Another common reason given for disliking the film has to do with its plot. It has a slow start, stealing precious screen time from the beautiful shooting locations in Tokyo. And while this is true, one has to consider that the movie’s location needed some setting up. After all, this is the first movie in the series to take place outside of the States, and even more importantly, it features a fresh cast. It may be slow to start, but I feel that this is a necessary evil in order to establish everyone’s character and motivations.

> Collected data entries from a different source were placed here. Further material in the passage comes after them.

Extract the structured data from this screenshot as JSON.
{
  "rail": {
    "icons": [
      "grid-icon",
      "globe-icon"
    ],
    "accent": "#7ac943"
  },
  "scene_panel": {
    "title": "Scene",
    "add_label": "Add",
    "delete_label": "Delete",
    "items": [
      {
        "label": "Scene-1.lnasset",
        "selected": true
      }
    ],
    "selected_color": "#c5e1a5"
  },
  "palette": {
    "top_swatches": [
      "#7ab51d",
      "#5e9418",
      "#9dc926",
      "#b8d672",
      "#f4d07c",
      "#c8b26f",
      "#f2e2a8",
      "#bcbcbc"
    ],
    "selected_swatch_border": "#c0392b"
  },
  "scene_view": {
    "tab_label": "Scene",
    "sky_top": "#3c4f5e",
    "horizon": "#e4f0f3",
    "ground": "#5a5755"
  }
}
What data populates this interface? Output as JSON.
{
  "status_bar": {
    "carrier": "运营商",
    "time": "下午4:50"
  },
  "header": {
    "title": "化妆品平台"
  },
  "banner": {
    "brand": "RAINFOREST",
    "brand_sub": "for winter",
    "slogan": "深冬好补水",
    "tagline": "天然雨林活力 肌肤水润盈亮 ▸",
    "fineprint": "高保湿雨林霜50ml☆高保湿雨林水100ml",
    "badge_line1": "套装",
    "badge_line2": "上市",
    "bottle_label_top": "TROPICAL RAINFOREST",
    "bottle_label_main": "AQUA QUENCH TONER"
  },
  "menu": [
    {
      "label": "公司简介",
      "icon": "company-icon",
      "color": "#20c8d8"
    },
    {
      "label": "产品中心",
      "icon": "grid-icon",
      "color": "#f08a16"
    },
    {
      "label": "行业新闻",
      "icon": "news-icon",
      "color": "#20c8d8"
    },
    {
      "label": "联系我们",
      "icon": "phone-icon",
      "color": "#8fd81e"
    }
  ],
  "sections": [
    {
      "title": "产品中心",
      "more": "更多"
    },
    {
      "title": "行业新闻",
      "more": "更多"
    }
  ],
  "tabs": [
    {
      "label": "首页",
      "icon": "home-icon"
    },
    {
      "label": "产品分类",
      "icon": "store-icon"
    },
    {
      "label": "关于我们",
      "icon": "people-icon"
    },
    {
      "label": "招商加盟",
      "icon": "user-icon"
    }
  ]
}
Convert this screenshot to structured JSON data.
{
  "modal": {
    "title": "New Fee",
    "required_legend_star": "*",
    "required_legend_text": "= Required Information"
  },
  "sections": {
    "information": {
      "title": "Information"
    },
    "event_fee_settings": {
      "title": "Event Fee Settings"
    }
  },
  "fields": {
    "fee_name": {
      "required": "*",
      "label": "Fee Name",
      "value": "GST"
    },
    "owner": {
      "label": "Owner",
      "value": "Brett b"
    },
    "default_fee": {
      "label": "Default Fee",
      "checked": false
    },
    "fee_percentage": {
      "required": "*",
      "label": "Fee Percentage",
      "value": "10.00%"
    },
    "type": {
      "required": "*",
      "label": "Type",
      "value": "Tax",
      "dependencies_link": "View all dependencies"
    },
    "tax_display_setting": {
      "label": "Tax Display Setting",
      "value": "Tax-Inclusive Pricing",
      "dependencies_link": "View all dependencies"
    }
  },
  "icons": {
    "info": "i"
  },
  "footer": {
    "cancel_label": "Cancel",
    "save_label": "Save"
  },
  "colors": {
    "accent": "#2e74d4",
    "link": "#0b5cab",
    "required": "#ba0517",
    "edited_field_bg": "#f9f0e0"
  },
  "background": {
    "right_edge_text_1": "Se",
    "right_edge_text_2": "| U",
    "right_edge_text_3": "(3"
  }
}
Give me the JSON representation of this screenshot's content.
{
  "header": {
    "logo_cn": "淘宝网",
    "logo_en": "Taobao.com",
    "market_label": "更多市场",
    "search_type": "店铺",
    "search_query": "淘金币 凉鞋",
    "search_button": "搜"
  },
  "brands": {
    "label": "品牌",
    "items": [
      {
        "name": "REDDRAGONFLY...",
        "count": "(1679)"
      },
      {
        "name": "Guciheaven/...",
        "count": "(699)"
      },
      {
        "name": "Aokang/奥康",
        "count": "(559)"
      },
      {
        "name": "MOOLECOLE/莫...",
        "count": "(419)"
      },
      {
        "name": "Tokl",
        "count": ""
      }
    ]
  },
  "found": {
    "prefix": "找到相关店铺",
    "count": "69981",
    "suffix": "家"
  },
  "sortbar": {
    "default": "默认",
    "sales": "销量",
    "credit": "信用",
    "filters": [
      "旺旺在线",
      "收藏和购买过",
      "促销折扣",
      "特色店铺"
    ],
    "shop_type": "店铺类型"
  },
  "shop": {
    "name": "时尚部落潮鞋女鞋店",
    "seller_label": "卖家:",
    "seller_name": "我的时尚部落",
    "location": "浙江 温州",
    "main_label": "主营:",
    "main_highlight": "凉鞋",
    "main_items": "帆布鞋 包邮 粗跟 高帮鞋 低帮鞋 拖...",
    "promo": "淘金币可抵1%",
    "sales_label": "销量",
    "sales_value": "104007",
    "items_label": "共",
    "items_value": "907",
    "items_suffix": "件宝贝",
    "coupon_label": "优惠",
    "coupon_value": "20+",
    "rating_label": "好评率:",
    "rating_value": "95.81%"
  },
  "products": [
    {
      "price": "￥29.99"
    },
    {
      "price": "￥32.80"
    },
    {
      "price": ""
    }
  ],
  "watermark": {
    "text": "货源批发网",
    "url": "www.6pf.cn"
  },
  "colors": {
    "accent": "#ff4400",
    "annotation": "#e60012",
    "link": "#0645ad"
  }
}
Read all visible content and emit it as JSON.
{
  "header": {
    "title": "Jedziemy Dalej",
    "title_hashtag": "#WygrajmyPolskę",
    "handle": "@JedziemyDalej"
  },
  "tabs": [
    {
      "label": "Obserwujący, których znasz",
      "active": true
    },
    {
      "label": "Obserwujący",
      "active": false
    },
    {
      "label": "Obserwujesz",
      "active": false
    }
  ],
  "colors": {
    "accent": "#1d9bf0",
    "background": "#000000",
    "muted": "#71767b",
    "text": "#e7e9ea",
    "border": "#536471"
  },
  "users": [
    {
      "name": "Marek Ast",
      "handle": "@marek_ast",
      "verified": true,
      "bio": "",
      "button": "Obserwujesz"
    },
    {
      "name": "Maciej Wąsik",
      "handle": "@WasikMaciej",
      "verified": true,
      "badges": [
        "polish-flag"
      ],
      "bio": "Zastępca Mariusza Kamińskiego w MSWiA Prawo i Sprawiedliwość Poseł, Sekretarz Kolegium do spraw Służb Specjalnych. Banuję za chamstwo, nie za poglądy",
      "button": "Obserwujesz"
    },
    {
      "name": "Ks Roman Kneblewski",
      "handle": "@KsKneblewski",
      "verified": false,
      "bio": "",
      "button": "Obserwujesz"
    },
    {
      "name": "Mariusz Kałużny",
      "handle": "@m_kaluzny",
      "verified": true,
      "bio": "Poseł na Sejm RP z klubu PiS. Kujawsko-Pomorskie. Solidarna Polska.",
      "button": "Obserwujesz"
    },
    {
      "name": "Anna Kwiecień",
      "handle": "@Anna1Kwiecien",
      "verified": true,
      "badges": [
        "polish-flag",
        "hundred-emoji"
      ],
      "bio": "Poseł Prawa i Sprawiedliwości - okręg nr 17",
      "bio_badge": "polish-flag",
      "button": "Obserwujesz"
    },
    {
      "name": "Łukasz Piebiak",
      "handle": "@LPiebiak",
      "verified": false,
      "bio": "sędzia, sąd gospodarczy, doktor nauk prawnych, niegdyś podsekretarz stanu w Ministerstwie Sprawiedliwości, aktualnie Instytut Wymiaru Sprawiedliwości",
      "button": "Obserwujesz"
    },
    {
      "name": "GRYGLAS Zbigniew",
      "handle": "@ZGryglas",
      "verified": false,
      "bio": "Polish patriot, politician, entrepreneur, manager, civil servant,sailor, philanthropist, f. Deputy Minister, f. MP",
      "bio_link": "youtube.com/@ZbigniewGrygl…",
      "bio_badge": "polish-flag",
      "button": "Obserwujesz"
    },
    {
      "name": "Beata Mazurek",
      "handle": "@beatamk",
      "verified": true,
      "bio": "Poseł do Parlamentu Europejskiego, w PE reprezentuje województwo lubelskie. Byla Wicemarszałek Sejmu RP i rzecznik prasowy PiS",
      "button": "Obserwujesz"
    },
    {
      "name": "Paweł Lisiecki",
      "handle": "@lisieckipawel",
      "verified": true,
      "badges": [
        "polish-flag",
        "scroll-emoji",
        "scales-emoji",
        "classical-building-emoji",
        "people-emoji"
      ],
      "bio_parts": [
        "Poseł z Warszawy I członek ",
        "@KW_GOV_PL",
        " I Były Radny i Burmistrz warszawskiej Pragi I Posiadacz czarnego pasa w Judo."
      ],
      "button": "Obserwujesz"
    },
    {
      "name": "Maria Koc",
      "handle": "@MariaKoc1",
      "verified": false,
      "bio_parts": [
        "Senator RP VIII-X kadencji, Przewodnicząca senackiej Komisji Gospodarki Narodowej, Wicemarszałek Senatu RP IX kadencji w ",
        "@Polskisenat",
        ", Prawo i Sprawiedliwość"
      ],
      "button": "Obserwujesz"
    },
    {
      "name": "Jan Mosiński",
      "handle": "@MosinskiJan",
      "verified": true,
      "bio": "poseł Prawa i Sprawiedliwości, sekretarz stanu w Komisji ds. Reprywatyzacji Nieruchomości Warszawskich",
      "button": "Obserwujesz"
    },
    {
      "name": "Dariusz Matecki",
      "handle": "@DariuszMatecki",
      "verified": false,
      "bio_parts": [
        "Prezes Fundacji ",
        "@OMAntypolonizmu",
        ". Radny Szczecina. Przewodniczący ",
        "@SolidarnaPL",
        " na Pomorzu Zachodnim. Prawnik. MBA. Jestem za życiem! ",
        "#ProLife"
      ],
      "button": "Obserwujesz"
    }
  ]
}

Naturally, if you were to dissect the plot as meticulously as film critics already have, you might find that it doesn’t have a lot of substance. It’s far from being outright terrible, but it is quite cheesy and fairly basic. It certainly isn’t a thinking-heavy film, either. Then again, it really doesn’t have to be. There are plenty of films out there that try to engage with the viewer or carry across some deep message. This one is perfectly fine being just pure fun. If you walk into it expecting to be entertained, you likely won’t be disappointed. That is why I can easily recommend watching Tokyo Drift if you’re looking for something to watch. Car fans will be particularly delighted to see some wonderfully choreographed racing, and with an age rating of PG-13, you can sit down to watch it with your family.